Si alguien lo hubiese mirado desde la orilla opuesta, habría visto el comienzo de algo muy extraño. Harry se sentó con los pies colgando sobre el río, apoyó la barbilla en las manos y miró fijamente el agua. Y unos minutos más tarde, si alguien hubiese estado lo bastante cerca, habría visto algo aún más extraño: de los ojos del joven, que no pestañeaban, caía incesante un torrente de lágrimas que aumentaba con su caudal el del río.

Y por primera vez en su vida de adulto, Harry Keogh se reunió con su madre, habló con ella «cara a cara» y pudo verificar la sospecha que sus pesadillas y los mensajes de ella habían alimentado durante largos años. Y mientras hablaban él lloraba; lágrimas de tristeza, y algunas de alegría al principio; después de remordimiento y frustración, porque había tenido que esperar tanto tiempo este día; y después, de helada cólera, cuando entendió todo lo que había sucedido. Por último, Harry le dijo a su madre lo que pensaba hacer.

Y en ese instante el observador, si hubiera existido, habría visto lo más extraño de todo. Porque cuando Mary Keogh se enteró de los planes de su hijo, se asustó aún más por él, le comunicó sus temores y le hizo prometer que no haría nada precipitado. Él no podía negarse a sus súplicas, y le respondió con un gesto afirmativo. Ella no le creyó, y lo llamó cuando él se puso de pie y se alejó. Y por un instante —una fracción de segundo— pareció como si el fondo del río se sacudiera, hiciera temblar el agua y provocara ondas concéntricas. Después, las aguas se serenaron otra vez.

Harry no vio esto porque ya se alejaba rumbo al pequeño puente, de vuelta al lugar donde el crimen había tenido lugar años antes, donde su amable madre había sido asesinada.

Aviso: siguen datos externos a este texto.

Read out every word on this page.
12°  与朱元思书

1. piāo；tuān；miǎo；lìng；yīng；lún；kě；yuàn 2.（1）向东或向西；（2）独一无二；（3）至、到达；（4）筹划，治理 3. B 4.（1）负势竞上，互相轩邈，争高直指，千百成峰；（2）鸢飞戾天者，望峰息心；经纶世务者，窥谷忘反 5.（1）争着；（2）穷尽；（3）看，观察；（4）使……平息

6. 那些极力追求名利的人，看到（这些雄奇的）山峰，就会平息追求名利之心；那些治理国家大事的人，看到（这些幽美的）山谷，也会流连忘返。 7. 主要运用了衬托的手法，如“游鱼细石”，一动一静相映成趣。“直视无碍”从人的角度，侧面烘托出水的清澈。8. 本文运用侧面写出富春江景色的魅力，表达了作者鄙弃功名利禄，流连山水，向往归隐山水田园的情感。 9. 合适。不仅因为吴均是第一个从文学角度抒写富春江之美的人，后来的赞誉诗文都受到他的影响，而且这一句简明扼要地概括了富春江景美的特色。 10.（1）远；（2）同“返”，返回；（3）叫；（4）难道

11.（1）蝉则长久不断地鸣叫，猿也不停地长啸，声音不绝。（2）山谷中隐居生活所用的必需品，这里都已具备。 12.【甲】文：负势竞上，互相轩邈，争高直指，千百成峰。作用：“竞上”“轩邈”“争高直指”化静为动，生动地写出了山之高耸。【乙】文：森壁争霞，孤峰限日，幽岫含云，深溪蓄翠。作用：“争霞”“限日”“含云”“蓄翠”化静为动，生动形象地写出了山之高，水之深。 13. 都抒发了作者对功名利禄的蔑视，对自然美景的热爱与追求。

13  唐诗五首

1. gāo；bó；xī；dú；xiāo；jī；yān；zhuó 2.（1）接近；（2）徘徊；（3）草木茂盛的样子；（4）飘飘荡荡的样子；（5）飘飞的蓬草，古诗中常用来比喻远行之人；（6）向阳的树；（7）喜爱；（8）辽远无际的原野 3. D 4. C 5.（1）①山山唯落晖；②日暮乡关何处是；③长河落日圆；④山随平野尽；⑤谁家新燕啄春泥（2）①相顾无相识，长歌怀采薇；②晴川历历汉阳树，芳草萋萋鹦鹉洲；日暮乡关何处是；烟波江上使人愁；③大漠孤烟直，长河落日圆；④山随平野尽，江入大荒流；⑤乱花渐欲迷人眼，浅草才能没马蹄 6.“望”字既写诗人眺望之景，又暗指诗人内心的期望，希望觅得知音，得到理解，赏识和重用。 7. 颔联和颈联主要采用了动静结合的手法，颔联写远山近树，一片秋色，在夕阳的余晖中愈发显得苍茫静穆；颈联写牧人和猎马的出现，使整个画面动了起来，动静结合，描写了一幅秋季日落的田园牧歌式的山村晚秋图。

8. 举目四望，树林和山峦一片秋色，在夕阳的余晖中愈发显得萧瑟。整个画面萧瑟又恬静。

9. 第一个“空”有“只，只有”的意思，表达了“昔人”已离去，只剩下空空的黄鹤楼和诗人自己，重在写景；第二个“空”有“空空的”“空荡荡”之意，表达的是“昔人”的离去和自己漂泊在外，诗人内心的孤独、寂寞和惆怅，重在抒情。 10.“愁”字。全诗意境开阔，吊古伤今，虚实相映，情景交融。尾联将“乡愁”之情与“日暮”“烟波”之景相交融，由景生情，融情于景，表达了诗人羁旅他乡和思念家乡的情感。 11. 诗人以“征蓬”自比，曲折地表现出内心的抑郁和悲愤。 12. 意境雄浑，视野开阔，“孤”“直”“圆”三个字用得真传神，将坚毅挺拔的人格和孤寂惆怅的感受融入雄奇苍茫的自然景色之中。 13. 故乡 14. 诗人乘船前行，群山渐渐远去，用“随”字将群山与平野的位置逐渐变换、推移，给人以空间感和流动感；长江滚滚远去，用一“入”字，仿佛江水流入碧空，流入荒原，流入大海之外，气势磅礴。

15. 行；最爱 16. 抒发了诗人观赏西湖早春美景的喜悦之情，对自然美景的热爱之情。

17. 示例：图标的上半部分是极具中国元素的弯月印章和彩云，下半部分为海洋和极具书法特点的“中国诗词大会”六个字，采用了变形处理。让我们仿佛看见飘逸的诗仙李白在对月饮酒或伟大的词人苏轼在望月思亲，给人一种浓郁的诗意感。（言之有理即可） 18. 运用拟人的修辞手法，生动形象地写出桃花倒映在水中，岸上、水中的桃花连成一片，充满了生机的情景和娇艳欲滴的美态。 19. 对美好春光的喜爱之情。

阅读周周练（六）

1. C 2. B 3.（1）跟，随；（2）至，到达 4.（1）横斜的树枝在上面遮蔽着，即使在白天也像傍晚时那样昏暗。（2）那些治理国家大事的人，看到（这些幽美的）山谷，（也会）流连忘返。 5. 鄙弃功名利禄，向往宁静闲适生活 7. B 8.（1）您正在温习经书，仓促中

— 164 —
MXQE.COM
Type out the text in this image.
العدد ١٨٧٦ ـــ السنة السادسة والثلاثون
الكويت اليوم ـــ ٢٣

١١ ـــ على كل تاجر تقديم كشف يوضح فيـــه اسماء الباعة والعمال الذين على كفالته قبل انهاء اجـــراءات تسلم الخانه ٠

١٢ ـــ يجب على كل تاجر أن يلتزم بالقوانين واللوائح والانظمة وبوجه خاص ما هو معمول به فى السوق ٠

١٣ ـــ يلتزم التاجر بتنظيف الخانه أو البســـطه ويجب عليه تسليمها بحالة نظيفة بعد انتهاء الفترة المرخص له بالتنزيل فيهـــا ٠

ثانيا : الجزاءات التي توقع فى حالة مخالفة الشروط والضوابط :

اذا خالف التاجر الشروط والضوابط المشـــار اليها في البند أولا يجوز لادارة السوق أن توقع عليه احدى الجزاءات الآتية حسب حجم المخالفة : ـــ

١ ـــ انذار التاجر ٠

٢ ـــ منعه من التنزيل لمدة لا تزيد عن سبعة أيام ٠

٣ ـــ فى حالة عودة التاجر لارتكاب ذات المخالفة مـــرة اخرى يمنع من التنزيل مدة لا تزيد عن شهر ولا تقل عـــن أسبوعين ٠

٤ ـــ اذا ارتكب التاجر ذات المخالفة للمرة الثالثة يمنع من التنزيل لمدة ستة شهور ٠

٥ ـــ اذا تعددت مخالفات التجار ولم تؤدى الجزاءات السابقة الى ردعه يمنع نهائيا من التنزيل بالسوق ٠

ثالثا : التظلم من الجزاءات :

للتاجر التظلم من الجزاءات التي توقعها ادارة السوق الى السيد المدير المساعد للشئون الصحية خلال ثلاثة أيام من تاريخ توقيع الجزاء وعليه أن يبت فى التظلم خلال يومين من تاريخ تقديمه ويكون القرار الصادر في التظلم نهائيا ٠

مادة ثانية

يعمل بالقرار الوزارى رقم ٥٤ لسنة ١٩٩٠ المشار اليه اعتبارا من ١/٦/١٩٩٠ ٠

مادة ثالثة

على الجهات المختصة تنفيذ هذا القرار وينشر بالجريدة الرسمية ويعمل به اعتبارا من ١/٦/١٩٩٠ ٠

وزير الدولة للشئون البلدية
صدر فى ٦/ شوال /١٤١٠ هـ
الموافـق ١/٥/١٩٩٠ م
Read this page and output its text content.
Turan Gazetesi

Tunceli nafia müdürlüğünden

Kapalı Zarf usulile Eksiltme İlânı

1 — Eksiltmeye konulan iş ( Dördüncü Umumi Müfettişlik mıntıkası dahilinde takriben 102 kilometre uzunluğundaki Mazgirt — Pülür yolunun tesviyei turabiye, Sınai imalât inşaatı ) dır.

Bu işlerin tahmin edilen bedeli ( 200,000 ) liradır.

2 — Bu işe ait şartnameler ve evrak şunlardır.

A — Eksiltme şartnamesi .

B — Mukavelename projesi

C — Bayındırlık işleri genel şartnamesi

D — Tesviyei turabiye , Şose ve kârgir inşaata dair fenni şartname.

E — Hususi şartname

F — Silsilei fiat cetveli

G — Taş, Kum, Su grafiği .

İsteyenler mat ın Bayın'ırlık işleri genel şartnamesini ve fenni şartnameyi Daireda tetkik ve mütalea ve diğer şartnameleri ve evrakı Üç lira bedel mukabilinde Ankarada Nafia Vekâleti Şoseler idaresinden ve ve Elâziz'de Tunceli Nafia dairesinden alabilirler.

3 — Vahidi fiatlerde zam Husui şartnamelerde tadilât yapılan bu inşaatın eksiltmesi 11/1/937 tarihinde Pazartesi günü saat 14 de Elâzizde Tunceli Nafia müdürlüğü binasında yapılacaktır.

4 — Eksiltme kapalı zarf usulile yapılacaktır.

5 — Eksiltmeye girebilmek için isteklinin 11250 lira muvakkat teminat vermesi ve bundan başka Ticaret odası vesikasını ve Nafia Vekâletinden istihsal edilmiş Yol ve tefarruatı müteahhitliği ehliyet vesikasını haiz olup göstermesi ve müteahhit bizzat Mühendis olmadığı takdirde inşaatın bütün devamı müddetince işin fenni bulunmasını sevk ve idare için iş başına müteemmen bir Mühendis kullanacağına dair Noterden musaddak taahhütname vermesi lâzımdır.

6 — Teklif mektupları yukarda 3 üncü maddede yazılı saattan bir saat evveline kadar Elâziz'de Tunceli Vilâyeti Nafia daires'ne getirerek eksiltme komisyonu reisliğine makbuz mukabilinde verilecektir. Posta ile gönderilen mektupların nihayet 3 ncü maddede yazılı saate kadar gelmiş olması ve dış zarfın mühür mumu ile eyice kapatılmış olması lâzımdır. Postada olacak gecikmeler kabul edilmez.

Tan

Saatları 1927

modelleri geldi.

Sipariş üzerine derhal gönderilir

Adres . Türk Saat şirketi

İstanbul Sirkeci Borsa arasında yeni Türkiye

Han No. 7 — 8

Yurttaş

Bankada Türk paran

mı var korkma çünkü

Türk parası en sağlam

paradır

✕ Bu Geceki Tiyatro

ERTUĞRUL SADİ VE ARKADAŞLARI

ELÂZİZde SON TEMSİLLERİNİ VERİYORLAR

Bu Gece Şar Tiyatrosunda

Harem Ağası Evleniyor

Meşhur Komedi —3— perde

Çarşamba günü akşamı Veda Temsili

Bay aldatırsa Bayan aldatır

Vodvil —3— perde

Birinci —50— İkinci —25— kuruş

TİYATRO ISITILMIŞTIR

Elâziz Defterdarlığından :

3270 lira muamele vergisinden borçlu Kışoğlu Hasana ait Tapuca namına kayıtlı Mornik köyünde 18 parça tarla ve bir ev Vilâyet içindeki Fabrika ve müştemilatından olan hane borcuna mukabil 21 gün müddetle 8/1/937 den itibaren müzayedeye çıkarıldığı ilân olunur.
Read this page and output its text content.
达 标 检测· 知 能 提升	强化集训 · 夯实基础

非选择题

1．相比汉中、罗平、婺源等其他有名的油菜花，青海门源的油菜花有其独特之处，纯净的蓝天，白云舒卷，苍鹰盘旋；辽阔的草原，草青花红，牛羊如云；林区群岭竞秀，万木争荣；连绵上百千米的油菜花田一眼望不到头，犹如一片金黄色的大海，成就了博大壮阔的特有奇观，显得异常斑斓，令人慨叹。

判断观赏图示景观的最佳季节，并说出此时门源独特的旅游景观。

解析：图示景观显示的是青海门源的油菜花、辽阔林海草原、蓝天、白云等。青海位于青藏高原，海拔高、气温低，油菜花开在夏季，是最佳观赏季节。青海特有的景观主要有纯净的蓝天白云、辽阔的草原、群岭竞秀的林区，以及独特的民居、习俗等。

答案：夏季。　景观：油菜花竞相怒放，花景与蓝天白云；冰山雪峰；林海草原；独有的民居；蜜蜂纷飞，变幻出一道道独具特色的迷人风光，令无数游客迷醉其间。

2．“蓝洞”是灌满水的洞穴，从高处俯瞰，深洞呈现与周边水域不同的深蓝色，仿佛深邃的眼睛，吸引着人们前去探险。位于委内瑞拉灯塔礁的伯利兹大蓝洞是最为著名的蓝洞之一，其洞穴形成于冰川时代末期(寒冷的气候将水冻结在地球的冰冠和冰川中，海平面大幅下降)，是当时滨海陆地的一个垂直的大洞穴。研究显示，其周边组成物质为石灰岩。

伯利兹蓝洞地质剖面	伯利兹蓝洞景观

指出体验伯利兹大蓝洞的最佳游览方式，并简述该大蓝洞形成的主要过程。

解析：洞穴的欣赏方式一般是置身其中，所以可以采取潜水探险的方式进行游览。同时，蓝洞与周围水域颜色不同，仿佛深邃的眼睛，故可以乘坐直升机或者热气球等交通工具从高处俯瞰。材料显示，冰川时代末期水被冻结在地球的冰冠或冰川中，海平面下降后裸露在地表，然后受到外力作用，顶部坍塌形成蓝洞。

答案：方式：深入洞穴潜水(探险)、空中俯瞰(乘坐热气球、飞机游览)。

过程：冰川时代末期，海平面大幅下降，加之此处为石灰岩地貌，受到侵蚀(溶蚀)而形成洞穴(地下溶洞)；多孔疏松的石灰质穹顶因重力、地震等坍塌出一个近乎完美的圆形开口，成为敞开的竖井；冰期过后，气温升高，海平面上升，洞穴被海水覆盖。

Encontró un rincón donde los juncos crecían en abundancia y eran muy altos, se aseguró de que estaba solo, se quitó la ropa hasta quedar en calzoncillos y se metió en el río. Después se sumergió, buceando, y fue hacia el medio, donde la corriente era más fuerte. Pero incluso allí las aguas eran muy tranquilas y lentas, y después de bucear unos veinte minutos encontró lo que buscaba entre las piedras del fondo. Estaba a pocos centímetros del lugar en el que había pensado desde el principio que lo encontraría, ennegrecido y viscoso, pero indudablemente era un anillo. El oro brilló nada más frotarlo, y el ágata «ojo de gato» aún tenía la misma mirada helada de siempre. En realidad, Harry nunca había visto el anillo —al menos, no de manera consciente— pero lo reconoció enseguida. Le era familiar. Y tampoco le pareció extraño que hubiera sabido dónde buscar. Lo raro habría sido no encontrarlo.